Seeking to increase pressure on McDonald’s, Wendy’s and other fast-food restaurants, organizers of a movement demanding a $15-an-hour wage for fast-food workers say they will sponsor one-day strikes in 100 cities on Thursday and protest activities in 100 additional cities.
As the movement struggles to find pressure points in its quest for substantially higher wages for workers, organizers said strikes were planned for the first time in cities like Charleston, S.C.; Providence, R.I.; and Pittsburgh.
The protests have expanded greatly since November 2012, when 200 fast-food workers engaged in a one-day strike at more than 20 restaurants in New York City, the first such walkout in the history of the nation’s fast-food industry.
“There’s been pretty huge growth in one year,” said Kendall Fells, one of the movement’s main organizers. “People understand that a one-day strike is not going to get them there. They understand that this needs to continue to grow.”
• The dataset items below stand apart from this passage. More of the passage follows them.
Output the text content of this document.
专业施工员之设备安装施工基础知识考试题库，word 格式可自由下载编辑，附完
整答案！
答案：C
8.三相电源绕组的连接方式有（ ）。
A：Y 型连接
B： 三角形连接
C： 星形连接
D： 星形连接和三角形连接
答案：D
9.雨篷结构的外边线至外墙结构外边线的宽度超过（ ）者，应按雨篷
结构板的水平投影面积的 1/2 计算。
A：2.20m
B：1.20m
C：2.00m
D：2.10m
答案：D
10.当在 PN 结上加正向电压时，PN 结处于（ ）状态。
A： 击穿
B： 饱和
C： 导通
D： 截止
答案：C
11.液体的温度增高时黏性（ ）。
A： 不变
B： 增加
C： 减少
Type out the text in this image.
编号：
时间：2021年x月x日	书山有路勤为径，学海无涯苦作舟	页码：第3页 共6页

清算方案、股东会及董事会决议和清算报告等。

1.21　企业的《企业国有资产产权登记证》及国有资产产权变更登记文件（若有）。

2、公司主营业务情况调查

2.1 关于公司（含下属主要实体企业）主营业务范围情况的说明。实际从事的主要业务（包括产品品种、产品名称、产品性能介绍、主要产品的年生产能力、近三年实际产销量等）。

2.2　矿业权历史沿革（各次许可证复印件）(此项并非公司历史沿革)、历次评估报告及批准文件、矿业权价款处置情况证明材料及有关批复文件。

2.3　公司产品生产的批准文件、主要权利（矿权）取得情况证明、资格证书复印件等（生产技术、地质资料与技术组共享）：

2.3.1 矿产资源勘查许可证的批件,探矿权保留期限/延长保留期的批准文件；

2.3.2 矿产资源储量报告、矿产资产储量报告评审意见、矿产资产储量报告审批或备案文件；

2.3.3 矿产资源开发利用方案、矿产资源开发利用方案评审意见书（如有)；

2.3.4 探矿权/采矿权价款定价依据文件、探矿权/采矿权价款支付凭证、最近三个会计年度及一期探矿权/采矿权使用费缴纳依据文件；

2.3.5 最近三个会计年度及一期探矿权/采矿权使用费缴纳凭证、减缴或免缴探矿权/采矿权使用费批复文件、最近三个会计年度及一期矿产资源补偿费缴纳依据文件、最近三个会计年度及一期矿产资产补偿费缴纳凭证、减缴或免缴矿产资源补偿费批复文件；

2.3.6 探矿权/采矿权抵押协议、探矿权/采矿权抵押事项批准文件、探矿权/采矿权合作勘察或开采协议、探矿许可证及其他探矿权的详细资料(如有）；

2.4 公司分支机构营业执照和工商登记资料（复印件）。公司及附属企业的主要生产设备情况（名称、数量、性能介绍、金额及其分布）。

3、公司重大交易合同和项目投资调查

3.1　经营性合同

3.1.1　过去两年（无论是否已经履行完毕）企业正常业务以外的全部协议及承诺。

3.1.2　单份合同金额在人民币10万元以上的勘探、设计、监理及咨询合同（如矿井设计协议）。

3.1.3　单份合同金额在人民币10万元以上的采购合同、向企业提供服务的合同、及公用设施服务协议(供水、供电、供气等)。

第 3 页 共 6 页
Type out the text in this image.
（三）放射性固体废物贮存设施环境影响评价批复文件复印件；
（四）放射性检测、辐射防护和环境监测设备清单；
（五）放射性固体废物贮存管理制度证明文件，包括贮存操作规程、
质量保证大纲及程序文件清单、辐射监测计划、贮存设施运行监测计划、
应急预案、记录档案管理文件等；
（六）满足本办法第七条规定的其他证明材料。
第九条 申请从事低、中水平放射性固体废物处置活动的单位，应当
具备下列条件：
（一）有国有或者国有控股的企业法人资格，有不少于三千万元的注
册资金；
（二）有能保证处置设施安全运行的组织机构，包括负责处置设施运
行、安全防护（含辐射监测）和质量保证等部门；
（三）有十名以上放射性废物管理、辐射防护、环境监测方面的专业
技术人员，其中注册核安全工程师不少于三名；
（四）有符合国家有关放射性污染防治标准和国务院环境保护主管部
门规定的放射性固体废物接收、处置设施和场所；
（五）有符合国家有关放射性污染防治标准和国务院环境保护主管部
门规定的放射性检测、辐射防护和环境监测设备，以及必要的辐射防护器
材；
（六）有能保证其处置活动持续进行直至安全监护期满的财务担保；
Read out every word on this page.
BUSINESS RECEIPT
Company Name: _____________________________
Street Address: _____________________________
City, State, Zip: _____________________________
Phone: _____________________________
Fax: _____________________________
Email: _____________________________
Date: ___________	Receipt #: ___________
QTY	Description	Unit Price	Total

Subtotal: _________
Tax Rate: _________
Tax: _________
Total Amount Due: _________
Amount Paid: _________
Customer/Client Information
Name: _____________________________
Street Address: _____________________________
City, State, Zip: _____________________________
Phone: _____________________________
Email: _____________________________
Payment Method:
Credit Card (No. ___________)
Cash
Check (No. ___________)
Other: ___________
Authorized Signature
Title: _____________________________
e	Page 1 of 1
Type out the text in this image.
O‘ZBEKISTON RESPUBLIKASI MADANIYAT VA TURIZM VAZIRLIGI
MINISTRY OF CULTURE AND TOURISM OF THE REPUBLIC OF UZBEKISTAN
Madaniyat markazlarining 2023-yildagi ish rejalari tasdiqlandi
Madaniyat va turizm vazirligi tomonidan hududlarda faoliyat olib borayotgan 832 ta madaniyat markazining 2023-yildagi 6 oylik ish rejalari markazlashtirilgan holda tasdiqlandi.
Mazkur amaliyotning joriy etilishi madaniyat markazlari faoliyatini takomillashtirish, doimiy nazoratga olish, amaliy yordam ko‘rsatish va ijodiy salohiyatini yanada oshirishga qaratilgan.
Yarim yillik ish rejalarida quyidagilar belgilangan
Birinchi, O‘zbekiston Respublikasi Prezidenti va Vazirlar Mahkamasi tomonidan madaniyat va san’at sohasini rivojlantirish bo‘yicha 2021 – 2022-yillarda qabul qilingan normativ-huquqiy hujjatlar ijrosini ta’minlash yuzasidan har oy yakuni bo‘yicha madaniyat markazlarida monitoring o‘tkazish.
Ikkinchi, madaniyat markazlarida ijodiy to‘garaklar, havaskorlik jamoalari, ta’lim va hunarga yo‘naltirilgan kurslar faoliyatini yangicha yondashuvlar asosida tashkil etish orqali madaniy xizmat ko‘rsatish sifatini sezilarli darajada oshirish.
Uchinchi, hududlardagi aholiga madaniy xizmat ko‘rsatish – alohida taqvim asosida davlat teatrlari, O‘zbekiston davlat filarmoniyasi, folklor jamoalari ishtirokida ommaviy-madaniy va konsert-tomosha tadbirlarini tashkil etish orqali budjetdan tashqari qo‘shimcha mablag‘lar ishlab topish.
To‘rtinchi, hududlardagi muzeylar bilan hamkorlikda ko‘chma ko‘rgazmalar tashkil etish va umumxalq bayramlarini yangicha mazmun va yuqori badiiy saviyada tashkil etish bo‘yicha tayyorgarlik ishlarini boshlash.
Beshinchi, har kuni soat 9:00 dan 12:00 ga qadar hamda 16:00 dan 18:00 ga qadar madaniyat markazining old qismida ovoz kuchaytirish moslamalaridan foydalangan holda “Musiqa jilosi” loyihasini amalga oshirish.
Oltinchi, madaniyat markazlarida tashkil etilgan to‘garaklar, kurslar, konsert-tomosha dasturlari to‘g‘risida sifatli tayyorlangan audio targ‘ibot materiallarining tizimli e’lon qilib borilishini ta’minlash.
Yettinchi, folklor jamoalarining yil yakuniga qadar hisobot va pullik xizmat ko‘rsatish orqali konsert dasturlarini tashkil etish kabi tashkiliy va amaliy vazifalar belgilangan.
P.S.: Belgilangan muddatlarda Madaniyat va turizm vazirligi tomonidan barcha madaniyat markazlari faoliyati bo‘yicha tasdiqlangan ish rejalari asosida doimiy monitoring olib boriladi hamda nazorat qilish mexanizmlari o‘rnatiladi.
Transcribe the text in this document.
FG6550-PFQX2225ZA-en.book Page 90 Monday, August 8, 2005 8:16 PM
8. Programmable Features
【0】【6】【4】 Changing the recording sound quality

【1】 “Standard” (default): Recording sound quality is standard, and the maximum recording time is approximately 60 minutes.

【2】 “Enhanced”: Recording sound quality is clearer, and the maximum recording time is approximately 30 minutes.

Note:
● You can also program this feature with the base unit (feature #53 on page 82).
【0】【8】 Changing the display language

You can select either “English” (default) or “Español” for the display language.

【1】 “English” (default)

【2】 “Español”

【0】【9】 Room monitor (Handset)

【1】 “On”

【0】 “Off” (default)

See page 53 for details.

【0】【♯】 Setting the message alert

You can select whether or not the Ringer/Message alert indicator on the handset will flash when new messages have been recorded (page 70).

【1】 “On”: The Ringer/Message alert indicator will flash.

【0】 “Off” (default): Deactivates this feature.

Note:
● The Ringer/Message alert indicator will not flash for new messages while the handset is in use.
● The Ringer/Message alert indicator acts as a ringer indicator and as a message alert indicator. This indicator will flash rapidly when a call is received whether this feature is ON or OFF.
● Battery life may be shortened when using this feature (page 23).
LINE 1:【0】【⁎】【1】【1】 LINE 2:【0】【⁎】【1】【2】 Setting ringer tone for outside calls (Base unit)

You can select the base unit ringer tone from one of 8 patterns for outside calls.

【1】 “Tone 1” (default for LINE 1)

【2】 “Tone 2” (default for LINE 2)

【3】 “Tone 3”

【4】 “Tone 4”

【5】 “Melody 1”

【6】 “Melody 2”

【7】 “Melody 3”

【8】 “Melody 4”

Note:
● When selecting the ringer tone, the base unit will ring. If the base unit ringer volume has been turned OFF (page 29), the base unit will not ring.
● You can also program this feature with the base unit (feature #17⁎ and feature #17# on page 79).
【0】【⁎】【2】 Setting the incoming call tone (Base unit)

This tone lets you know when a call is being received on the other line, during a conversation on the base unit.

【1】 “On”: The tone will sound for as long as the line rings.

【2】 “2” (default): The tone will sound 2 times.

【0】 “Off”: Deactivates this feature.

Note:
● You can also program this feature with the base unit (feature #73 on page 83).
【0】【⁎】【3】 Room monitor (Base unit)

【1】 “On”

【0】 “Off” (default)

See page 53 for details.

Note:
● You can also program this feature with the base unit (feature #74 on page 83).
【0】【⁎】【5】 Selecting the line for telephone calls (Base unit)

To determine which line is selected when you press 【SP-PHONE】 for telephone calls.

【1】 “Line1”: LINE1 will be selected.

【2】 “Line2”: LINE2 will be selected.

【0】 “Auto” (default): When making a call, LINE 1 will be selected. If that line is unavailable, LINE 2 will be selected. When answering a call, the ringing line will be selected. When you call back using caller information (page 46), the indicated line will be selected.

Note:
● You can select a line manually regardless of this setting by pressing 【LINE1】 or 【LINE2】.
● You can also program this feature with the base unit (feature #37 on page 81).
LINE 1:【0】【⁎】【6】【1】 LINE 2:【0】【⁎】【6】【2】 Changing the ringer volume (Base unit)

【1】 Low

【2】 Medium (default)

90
The movement, which includes the groups Fast Food Forward and Fight for 15, is part of a growing union-backed effort by low-paid workers — including many Walmart workers and workers for federal contractors — that seeks to focus attention on what the groups say are inadequate wages. The fast-food effort is backed by the Service Employees International Union and is also demanding that restaurants allow workers to unionize without the threat of retaliation.
Officials with the National Restaurant Association have said the one-day strikes are publicity stunts. They warn that increasing pay to $15 an hour when the federal minimum wage is $7.25 would cause restaurants to rely more on automation and hire fewer workers. Industry officials say that only a small percentage of fast-food jobs pay the minimum wage and that those are largely entry-level jobs for workers under 25.
Backers of the movement for higher pay point to studies saying that the average age of fast-food workers is 29 and that more than one-fourth are parents raising children.
Simon Rojas, who earns $8.07 an hour working at a McDonald’s in South Central Los Angeles, said he would join Thursday’s one-day strike. “It’s very difficult to live off $8.07 an hour,” said Mr. Rojas, 23, noting that he is often assigned just 20 or 25 hours of work a week. “I have to live with my parents. I would like to be able to afford a car and an apartment.”
Mr. Rojas said he had studied for a pharmacy technician’s certificate, but he had been unable to save the $100 needed to apply for a license.
On Aug. 29, fast-food strikes took place in more than 50 cities. This week’s expanded protests will be joined by numerous community, faith and student groups, including USAction and United Students against Sweatshops.